"None of that!"

Roque pointed a menacing finger at the astonished pair of youngsters.

"I have it beyond doubt that Ardelle was on these very grounds a day or two ago, and by the word of a man who could not be mistaken. Fool that he was not to be sure at the time, and only the garb of a sailor to mislead him."

Then it jointly dawned upon the minds of Billy and Henri that Anglin, the smiling secretary of the eminent director of affairs at Calais, and later in the rôle of a bubbling sailor here in faraway Hamburg, must be the Ardelle about whom Roque was talking.

They realized, too, that through their boyish delight in lending aid and a helping hand to one they had known in intimate association with that best of friends in France, they had unconsciously maneuvered themselves into a dangerous game, a slip in which meant a dance with death.

A tissue message from this very suspect that Roque was so eager to apprehend even then burned against the breast of Henri, a little wad of paper that now represented the price of the world to a pair of bright boys.

Condemned of mixing in the battle of wits between the grim Roque and his strongest wily rival from over the sea, and it were better that the young aviators had tumbled from their aëroplane during the last high flight.

But those who traveled in spirit with Billy Barry, the boy from Bangor, Maine, U. S. A., and his plucky teammate, Henri Trouville, in France and Belgium, can assure that it is no easy task to catch this pair napping.
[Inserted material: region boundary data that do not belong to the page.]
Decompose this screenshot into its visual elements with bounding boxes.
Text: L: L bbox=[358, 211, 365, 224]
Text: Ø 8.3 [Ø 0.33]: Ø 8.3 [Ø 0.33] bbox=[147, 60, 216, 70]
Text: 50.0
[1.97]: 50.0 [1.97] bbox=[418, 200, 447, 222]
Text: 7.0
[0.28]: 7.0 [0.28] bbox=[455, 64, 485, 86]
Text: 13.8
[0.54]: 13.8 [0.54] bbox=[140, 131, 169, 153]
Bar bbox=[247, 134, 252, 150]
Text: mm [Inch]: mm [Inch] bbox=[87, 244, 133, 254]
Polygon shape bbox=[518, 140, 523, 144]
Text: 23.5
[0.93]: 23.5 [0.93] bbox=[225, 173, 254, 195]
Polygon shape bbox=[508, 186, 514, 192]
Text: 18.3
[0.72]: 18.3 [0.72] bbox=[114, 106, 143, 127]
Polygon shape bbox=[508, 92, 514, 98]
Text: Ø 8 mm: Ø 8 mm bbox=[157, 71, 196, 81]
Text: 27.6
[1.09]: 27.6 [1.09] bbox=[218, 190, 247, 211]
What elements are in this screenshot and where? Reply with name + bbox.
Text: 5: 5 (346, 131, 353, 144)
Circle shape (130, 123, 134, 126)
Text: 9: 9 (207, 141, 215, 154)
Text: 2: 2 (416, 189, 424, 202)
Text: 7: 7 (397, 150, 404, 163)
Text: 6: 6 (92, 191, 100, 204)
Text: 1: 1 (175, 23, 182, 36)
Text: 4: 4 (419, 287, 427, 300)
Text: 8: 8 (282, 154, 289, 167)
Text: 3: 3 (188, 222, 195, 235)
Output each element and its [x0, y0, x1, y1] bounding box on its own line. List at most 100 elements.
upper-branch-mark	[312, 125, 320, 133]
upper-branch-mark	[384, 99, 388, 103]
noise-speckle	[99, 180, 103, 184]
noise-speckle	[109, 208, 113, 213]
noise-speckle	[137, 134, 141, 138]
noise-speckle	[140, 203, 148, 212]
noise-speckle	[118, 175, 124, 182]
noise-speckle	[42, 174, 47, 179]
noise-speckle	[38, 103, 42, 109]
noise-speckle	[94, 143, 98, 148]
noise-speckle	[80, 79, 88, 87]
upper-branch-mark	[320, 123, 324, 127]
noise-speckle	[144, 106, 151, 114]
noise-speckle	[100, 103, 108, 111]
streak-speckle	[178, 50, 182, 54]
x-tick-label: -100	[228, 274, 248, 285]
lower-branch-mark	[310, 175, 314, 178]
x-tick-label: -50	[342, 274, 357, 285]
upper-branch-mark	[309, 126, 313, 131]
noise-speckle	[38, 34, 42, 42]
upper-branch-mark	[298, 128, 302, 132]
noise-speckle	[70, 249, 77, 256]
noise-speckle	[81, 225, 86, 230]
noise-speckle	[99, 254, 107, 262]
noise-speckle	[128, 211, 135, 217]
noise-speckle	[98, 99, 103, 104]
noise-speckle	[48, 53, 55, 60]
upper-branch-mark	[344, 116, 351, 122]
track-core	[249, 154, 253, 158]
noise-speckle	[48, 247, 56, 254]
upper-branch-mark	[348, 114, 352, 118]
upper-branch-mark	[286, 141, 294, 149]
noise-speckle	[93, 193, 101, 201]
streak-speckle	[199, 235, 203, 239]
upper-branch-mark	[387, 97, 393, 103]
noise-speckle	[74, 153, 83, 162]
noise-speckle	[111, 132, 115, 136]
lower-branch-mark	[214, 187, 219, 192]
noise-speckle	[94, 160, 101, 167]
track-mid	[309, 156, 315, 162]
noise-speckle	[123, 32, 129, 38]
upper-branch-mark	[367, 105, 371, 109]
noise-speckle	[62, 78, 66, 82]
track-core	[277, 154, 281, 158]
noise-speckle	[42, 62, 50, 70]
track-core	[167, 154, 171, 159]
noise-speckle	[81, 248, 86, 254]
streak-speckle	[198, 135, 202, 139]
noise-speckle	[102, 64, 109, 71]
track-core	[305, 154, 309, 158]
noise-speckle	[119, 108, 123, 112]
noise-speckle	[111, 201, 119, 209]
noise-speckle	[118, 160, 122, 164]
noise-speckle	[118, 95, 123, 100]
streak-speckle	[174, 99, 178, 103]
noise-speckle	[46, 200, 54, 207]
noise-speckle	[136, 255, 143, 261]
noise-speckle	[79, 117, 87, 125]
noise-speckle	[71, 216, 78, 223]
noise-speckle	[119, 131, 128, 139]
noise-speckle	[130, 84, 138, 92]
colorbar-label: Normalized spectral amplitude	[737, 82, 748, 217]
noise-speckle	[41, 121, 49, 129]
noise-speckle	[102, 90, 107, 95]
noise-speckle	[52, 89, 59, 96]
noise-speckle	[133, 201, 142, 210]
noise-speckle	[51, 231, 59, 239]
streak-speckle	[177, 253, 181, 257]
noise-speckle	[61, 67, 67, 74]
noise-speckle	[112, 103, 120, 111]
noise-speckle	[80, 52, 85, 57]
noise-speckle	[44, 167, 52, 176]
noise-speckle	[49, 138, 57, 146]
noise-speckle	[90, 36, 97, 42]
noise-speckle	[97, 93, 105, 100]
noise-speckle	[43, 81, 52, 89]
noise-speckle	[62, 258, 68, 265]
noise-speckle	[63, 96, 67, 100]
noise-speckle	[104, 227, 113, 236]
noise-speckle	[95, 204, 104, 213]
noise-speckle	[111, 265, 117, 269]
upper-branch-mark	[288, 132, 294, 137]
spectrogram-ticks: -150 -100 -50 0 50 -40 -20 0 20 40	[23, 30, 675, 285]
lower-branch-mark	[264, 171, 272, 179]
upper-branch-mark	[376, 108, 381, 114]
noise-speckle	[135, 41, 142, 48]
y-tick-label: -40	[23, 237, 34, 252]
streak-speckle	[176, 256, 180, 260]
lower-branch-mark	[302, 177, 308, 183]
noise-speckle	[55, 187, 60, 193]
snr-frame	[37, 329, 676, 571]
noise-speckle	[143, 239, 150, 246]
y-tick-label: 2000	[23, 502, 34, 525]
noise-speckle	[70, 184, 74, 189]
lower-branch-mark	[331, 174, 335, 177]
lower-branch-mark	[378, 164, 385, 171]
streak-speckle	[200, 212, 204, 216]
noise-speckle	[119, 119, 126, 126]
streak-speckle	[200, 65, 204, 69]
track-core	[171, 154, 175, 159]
The courage tempered by that first and continuous baptism of fire was good steel for any emergency.

Roque owned to himself that his quickfire had failed to get results. His informant, himself just returning from a secret mission on hostile soil, had noted the movements of the sailor suspect on the aviation exhibit day, and also the attitude of Henri at the moment when the message was passed. But of the message itself, the reporting agent could have no knowledge. He was not near enough to detect a trick so deftly done.